Jadi, Allah mewahyukan diri-Nya pada jiwa rasional manusia yang menguasai organ komunikasi dan kondiisi spiritual seperti hati yang mengenali-Nya, ruh yang mencintainya, dan jiwa yang merenungkannya. Pada kondisi ketiga ini, manusia mendekati Allah dengan ketundukan tulus kepada kehendak-Nya dan kepatuhan absolut kepada hukum-Nya; dengan kesadaran dirinya pada perintah, larangan, dan peraturan-Nya; dengan menunjukkan ketaatan dan ibadah nawafil yang diterima dan berkenaan bagi-Nya; memperoleh hubungan kepercayaan dan pertemanan-Nya; sehingga memiliki kapasitas untuk menerima pengetahuan dari Allah.
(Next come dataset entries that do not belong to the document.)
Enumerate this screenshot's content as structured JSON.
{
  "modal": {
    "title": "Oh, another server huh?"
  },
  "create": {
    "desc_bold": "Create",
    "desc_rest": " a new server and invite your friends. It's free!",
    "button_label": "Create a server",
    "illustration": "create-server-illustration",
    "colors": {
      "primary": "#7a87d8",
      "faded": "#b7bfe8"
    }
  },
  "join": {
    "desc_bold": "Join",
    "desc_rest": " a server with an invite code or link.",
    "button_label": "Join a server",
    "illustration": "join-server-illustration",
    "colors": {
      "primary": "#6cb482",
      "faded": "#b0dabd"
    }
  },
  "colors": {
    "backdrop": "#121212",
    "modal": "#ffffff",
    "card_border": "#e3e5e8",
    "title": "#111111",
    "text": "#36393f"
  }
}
Sebagaimana hadits qudsiy:
Pelayan-Ku tidak berhenti untuk dekat dengan-Ku dengan ibadah nawafil sehingga Aku mencintainya; dan ketika Aku mencintainya maka Aku adalah pendengarannya, sehingga dia mendengar dengan-Ku, dan penglihatannya, sehingga dia melihat dengan-Ku, dan lidahnya, sehingga dia berbicara dengan-Ku, dan tangannya, sehingga dia mengambil dengan-Ku.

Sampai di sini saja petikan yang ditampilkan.